In light of this, it would be reasonable to assume that Cayman’s own farmers could step up to fill any gaps. However, according to farmer Willie Ebanks, there are significant issues to do with storage to be surmounted.
“The supermarket butchers do not want to be slicing up whole pigs; they will order a container of pork. There is no cutting, storage or packaging at the abattoir. There is no cutting room so you cannot butcher a pig and take it there. There are not the facilities to do it and it is beyond ridiculous. You talk about the Nation Building Fund – well you should first think about feeding your people who help build the country. Agriculture is pushed on the back burner but when the containers do not come in we get the call.
“If another $200,000 had been put into a good cutting and packaging room at the abattoir, people would be willing to pay for the service. Labour, land and [other costs are] too expensive for us to be able to compete. It’s not that we couldn’t produce it, but we couldn’t produce it any cheaper than they could bring it in; costs skyrocket,” Mr. Ebanks said.
He added that Cayman was quick to import goods to fill shelves, but this was not helpful to local producers.
Cindy Hutson, head chef at Ortainique, said that the restaurant has regular pig roasts and the pork feed situation was similar to that of the beef industry.
“I am part of the National Pork Board [in the United States]. The pork roast is a gathering of friends and family, bringing people together at a big barbecue.

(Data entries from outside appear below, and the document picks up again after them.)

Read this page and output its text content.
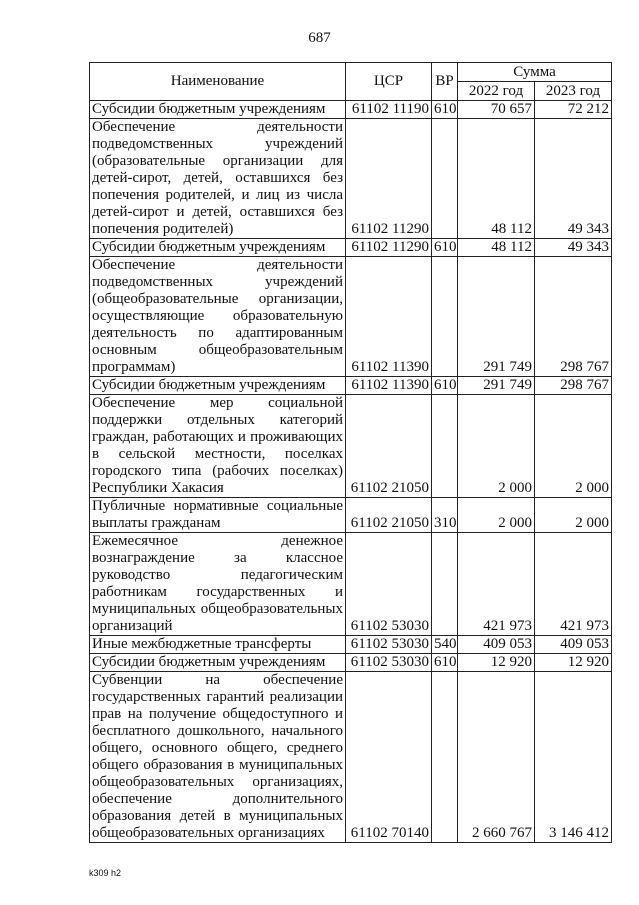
687
Наименование	ЦСР	ВР	Сумма	
			2022 год	2023 год
Субсидии бюджетным учреждениям	61102 11190	610	70 657	72 212
Обеспечение деятельности подведомственных учреждений (образовательные организации для детей-сирот, детей, оставшихся без попечения родителей, и лиц из числа детей-сирот и детей, оставшихся без попечения родителей)	61102 11290		48 112	49 343
Субсидии бюджетным учреждениям	61102 11290	610	48 112	49 343
Обеспечение деятельности подведомственных учреждений (общеобразовательные организации, осуществляющие образовательную деятельность по адаптированным основным общеобразовательным программам)	61102 11390		291 749	298 767
Субсидии бюджетным учреждениям	61102 11390	610	291 749	298 767
Обеспечение мер социальной поддержки отдельных категорий граждан, работающих и проживающих в сельской местности, поселках городского типа (рабочих поселках) Республики Хакасия	61102 21050		2 000	2 000
Публичные нормативные социальные выплаты гражданам	61102 21050	310	2 000	2 000
Ежемесячное денежное вознаграждение за классное руководство педагогическим работникам государственных и муниципальных общеобразовательных организаций	61102 53030		421 973	421 973
Иные межбюджетные трансферты	61102 53030	540	409 053	409 053
Субсидии бюджетным учреждениям	61102 53030	610	12 920	12 920
Субвенции на обеспечение государственных гарантий реализации прав на получение общедоступного и бесплатного дошкольного, начального общего, основного общего, среднего общего образования в муниципальных общеобразовательных организациях, обеспечение дополнительного образования детей в муниципальных общеобразовательных организациях	61102 70140		2 660 767	3 146 412
k309 h2
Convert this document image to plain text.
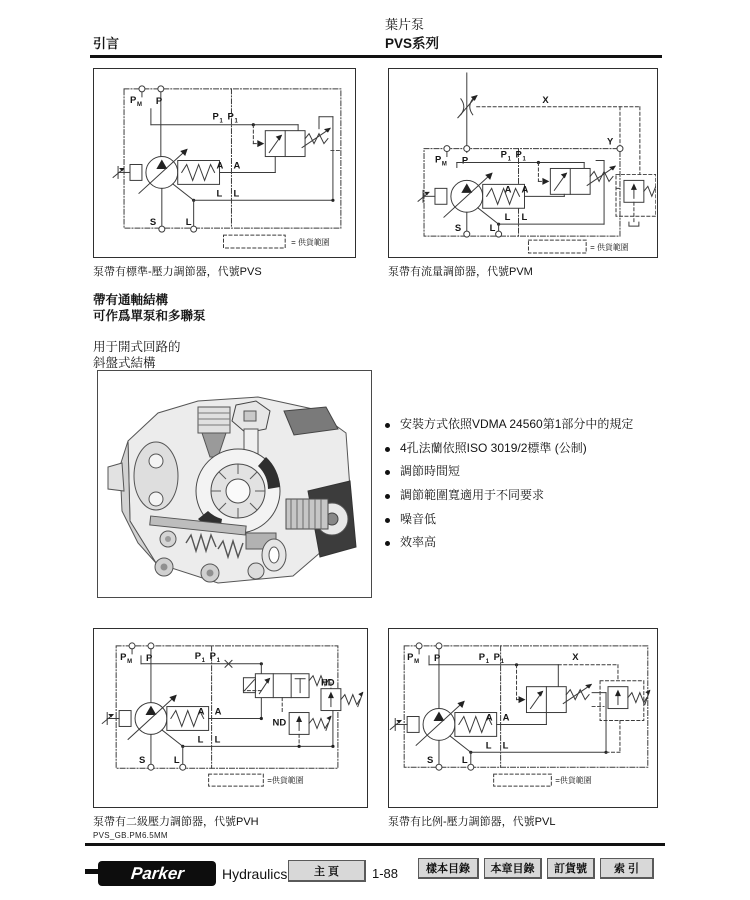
引言
葉片泵
PVS系列
P M P
P 1 P 1
A A
L L
S	L
= 供貨範圍
泵帶有標準-壓力調節器，代號PVS
X
Y
P M P
P 1 P 1
A A
L L
S	L
= 供貨範圍
泵帶有流量調節器，代號PVM
帶有通軸結構
可作爲單泵和多聯泵
用于開式回路的
斜盤式結構
安裝方式依照VDMA 24560第1部分中的規定
4孔法蘭依照ISO 3019/2標準 (公制)
調節時間短
調節範圍寬適用于不同要求
噪音低
效率高
P M P	P 1 P 1
HD
ND
A A
L L
S	L
=供貨範圍
泵帶有二級壓力調節器，代號PVH
P M P	X
P 1 P 1
A A
L L
S	L
=供貨範圍
泵帶有比例-壓力調節器，代號PVL
PVS_GB.PM6.5MM
Parker	Hydraulics	主 頁	1-88	樣本目錄	本章目錄	訂貨號	索 引
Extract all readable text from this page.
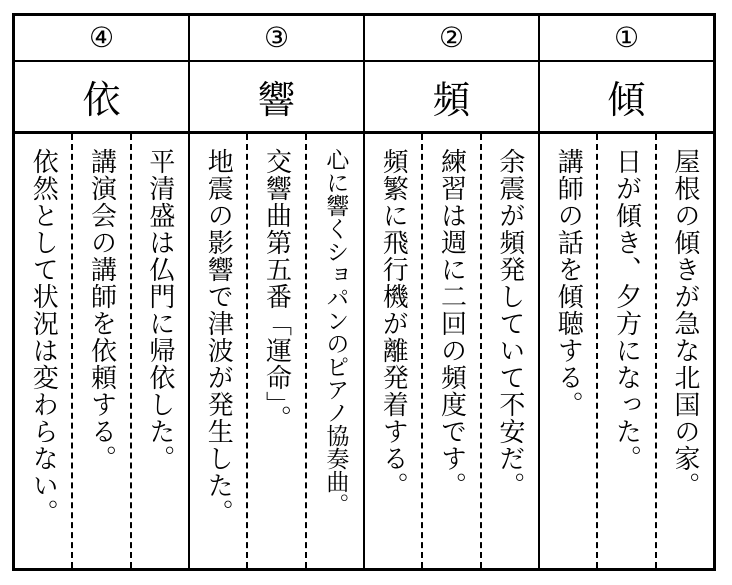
④
依
平清盛は仏門に帰依した。
講演会の講師を依頼する。
依然として状況は変わらない。
③
響
心に響くショパンのピアノ協奏曲。
交響曲第五番「運命」。
地震の影響で津波が発生した。
②
頻
余震が頻発していて不安だ。
練習は週に二回の頻度です。
頻繁に飛行機が離発着する。
①
傾
屋根の傾きが急な北国の家。
日が傾き、夕方になった。
講師の話を傾聴する。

The trend has gotten so strong toward pork again and chefs brought it back to being used everywhere in large quantities, but unfortunately the weather has caused havoc,” she said.
“You don’t know what is going to happen next. It isn’t great news for the customer across the board, and not great news for the restauranteur. With our economy the way it is, if you continue to serve corn on the cob, certified Angus beef, Berkshire pork, you need to pass on your increases somewhere along the line. But you will get the brunt of customer displeasure [with higher prices],” she added.
Educating staff as to why prices may increase would be key, she explained, in order that they can inform the customers appropriately about the knock-on effects of such weather conditions.
“A customer searching out high quality food is going to be upset when they see higher prices,” she said.